Just resurrected my classic after years of relative non-use. Coffee produced is warm but seems on the cool side. Boiler light goes on and off a few times but seems to be red and stable within a few minutes which seems suspiciously quick. I measured temp in a cup at 55C only.

I presume this is much too cool and I have a dodgy thermostat. Would this presumption seem reasonable? If so is changing the thermostat a reasonably easy job and where would I purchase one?


----------



## NJD1977 (Dec 16, 2014)

Very easy to change and cheap to buy off eBay. Take the 2 screws out around the water filler spout, whip the top plate off. The brew thermostat is the one in the side of the boiler not the top. Use a 17mm spanner to unscrew it after pulling the cable connectors off. Fit new one, reconnect cables and put lid back on remembering the earth to the lid.


----------



## MartinB (May 8, 2011)

I've more than likely got a spare. Feel free to PM me if you want.


----------



## MartinB (May 8, 2011)

Does it get up to temp for steaming?


----------



## urbanbumpkin (Jan 30, 2013)

How long have you left it on for before taking the temp?


----------



## Andy_C (Feb 4, 2015)

Is there not a more sensitive stat you could use so temp does not fluctuate so much. Not as costly as PID, surely worth it, if available.

Andy


----------



## jwphillips (Feb 12, 2015)

MartinB said:


> Does it get up to temp for steaming?


Steaming seems fine so I presume steam thermostat is fine.
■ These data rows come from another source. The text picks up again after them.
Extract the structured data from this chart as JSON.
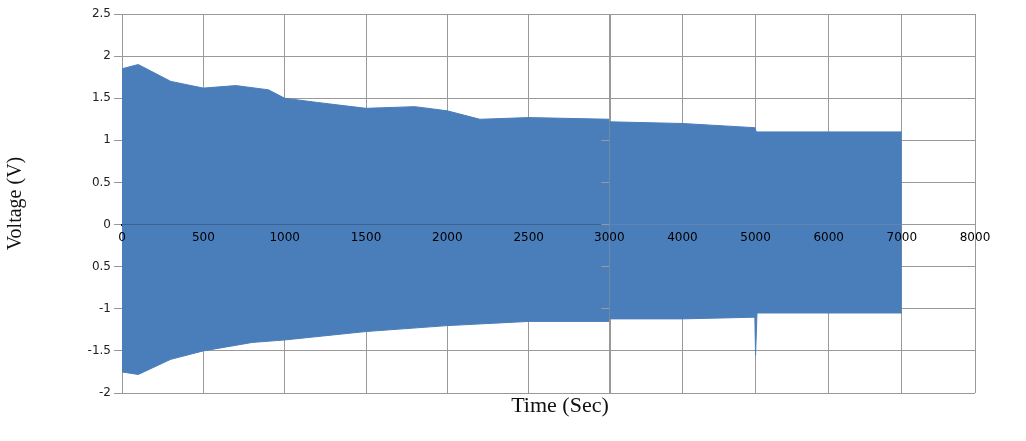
{
  "chart_data": [
    {
      "type": "area",
      "xlabel": "Time (Sec)",
      "ylabel": "Voltage (V)",
      "xlim": [
        0,
        3000
      ],
      "xticks": [
        0,
        500,
        1000,
        1500,
        2000,
        2500,
        {
          "value": 3000,
          "label": null
        }
      ],
      "ylim": [
        -2,
        2.5
      ],
      "yticks": [
        -2,
        -1.5,
        -1,
        {
          "value": -0.5,
          "label": "0.5"
        },
        0,
        0.5,
        1,
        1.5,
        2,
        2.5
      ],
      "grid": true,
      "series": [
        {
          "color": "#4a7ebb",
          "x": [
            0,
            100,
            300,
            500,
            700,
            900,
            1000,
            1200,
            1500,
            1800,
            2000,
            2200,
            2500,
            3000
          ],
          "values": [
            1.85,
            1.9,
            1.7,
            1.62,
            1.65,
            1.6,
            1.5,
            1.45,
            1.38,
            1.4,
            1.35,
            1.25,
            1.27,
            1.25
          ]
        },
        {
          "color": "#4a7ebb",
          "x": [
            0,
            100,
            300,
            500,
            800,
            1000,
            1500,
            2000,
            2500,
            3000
          ],
          "values": [
            -1.75,
            -1.78,
            -1.6,
            -1.5,
            -1.4,
            -1.37,
            -1.27,
            -1.2,
            -1.15,
            -1.15
          ]
        }
      ]
    },
    {
      "type": "area",
      "xlim": [
        3000,
        8000
      ],
      "xticks": [
        3000,
        4000,
        5000,
        6000,
        7000,
        8000
      ],
      "ylim": [
        -2,
        2.5
      ],
      "yticks": [
        -2,
        -1.5,
        -1,
        -0.5,
        0,
        0.5,
        1,
        1.5,
        2,
        2.5
      ],
      "grid": true,
      "tick_labels": "x",
      "series": [
        {
          "color": "#4a7ebb",
          "x": [
            3000,
            4000,
            4990,
            5010,
            6000,
            7000
          ],
          "values": [
            1.22,
            1.2,
            1.15,
            1.1,
            1.1,
            1.1
          ]
        },
        {
          "color": "#4a7ebb",
          "x": [
            3000,
            4000,
            4990,
            5000,
            5020,
            6000,
            7000
          ],
          "values": [
            -1.12,
            -1.12,
            -1.1,
            -1.55,
            -1.05,
            -1.05,
            -1.05
          ]
        }
      ]
    }
  ]
}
I had left machine to warm up for approx 15 mins before measuring temp.


----------



## urbanbumpkin (Jan 30, 2013)

jwphillips said:


> Steaming seems fine so I presume steam thermostat is fine. I had left machine to warm up for approx 15 mins before measuring temp.


Have you tried leaving it on for at least 30 mins and take the temp then?

Are you taking the temp using the styrofoam test.

Apologies if I'm trying to teach your granny to suck eggs but thought I'd rule everything out before you take spanners to your Classic.


----------



## jwphillips (Feb 12, 2015)

urbanbumpkin said:


> Have you tried leaving it on for at least 30 mins and take the temp then?
> 
> Are you taking the temp using the styrofoam test.
> 
> Apologies if I'm trying to teach your granny to suck eggs but thought I'd rule everything out before you take spanners to your Classic.


Not tried 30 mins yet but isn't that rather a long time to reasonably wait? Happy to be taught how to suck eggs - was using a jam thermometer!


----------



## urbanbumpkin (Jan 30, 2013)

Can seem like an eternity but I used to leave my Classic a min of 30 mins to warm up. My current HX 45mins.

If you scroll down on this guide it goes through a test you can do to determine the brew temp

http://www.coffeecrew.com/gear-equipment-coffee/learn-the-ways-of-the-bean/255-gaggia-classic-step-by-step


----------